A lawyer can evaluate your situation and seek financial recovery for:
- Medical bills. This includes compensation for any expenses you haven’t yet incurred, like surgeries or physical therapy sessions.
- Lost income. Suffering harm in a collision can cause you to miss time from work. You could seek damages for lost tips, bonuses, benefits, commissions, and other revenue streams.
- Property damage costs. The collision could have damaged or totaled your personal property, such as your car. You can seek financial recovery for these costs.
- Non-economic damages. You can recoup non-economic damages, which account for the physical and emotional tolls of getting hurt. Examples include pain and suffering, scarring and disfigurement, and disability.
- Wrongful death-related expenses. Tesla accidents frequently have fatal outcomes. That’s because the batteries inside the vehicles can explode upon collision. If you lost a loved one in a collision involving a Tesla, your compensation could comprise funeral costs, burial fees, and other related expenses.
File Your Claim
The liable party in your Tesla accident ultimately depends on how the accident occurred and where. As noted, if you were hurt in Georgia, you could file a car accident claim with the at-fault party’s insurer. All motorists in the state must carry liability insurance.
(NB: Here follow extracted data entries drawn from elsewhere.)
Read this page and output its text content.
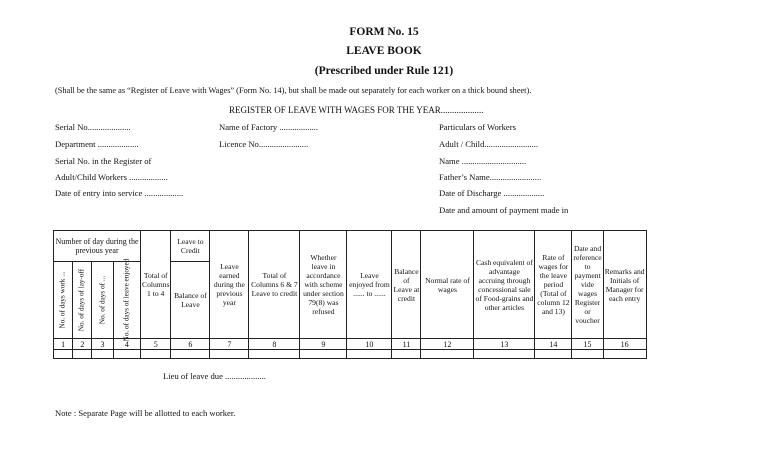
FORM No. 15
LEAVE BOOK
(Prescribed under Rule 121)
(Shall be the same as “Register of Leave with Wages” (Form No. 14), but shall be made out separately for each worker on a thick bound sheet).
REGISTER OF LEAVE WITH WAGES FOR THE YEAR...................
Serial No....................
Department ...................
Serial No. in the Register of
Adult/Child Workers ..................
Date of entry into service ..................
Name of Factory ..................
Licence No.......................
Particulars of Workers
Adult / Child.........................
Name ..............................
Father’s Name........................
Date of Discharge ...................
Date and amount of payment made in
Number of day during the previous year				Total of Columns 1 to 4	Leave to Credit	Leave earned during the previous year	Total of Columns 6 & 7 Leave to credit	Whether leave in accordance with scheme under section 79(8) was refused	Leave enjoyed from ...... to ......	Balance of Leave at credit	Normal rate of wages	Cash equivalent of advantage accruing through concessional sale of Food-grains and other articles	Rate of wages for the leave period (Total of column 12 and 13)	Date and reference to payment vide wages Register or voucher	Remarks and Initials of Manager for each entry

No. of days work ...	No. of days of lay-off	No. of days of ...	No. of days of leave enjoyed		Balance of Leave										

1	2	3	4	5	6	7	8	9	10	11	12	13	14	15	16

Lieu of leave due ...................
Note : Separate Page will be allotted to each worker.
Filing a claim requires your lawyer to:
- Determine liability
- Evaluate the liable insurance policy
- Calculate your losses
- Send your demand letter
- Negotiate with the liable insurer
- Protect you from bad faith insurance practices
File Your Lawsuit
You don’t want to go head-to-head with the other party’s lawyers alone. They may employ every trick in the book to discredit your case and avoid paying compensation. That’s where your car accident lawyer comes in.
They can file your case and:
- Communicate with the involved parties
- Apply the law to your case
- Argue your case at trial
- Exchange information with the defendant’s legal team
- Manage all case-related paperwork
A lawsuit comes with time constraints, so you don’t have unlimited time to initiate legal proceedings. For instance, if you live in Georgia, you generally have two years to file your case. This deadline begins counting down from the date of the collision. A lawyer can manage the statute of limitations and any other deadline that applies to your case.
What Should I Do After a Collision Involving a Tesla?
If you were recently in a crash involving a Tesla, some considerations that could bolster your case’s outcome include:
Documenting the Collision
This may involve taking photos and videos of the accident scene, your injuries, and other evidence of interest. The more information you have supporting your case, the better.
Refraining From Giving a Recorded Statement
The liable insurance company may ask for a recorded statement shortly after your collision. Don’t give one. You only need to furnish the insurer with basic information regarding your claim.
Considering the Benefit of Hiring a Car Accident Lawyer
You’re not alone after a collision involving a Tesla. You could have legal options. A personal injury lawyer in Atlanta can file a claim against the at-fault driver’s insurance to seek what you need. All drivers have a legal obligation to monitor their cars while they’re in self-driving mode.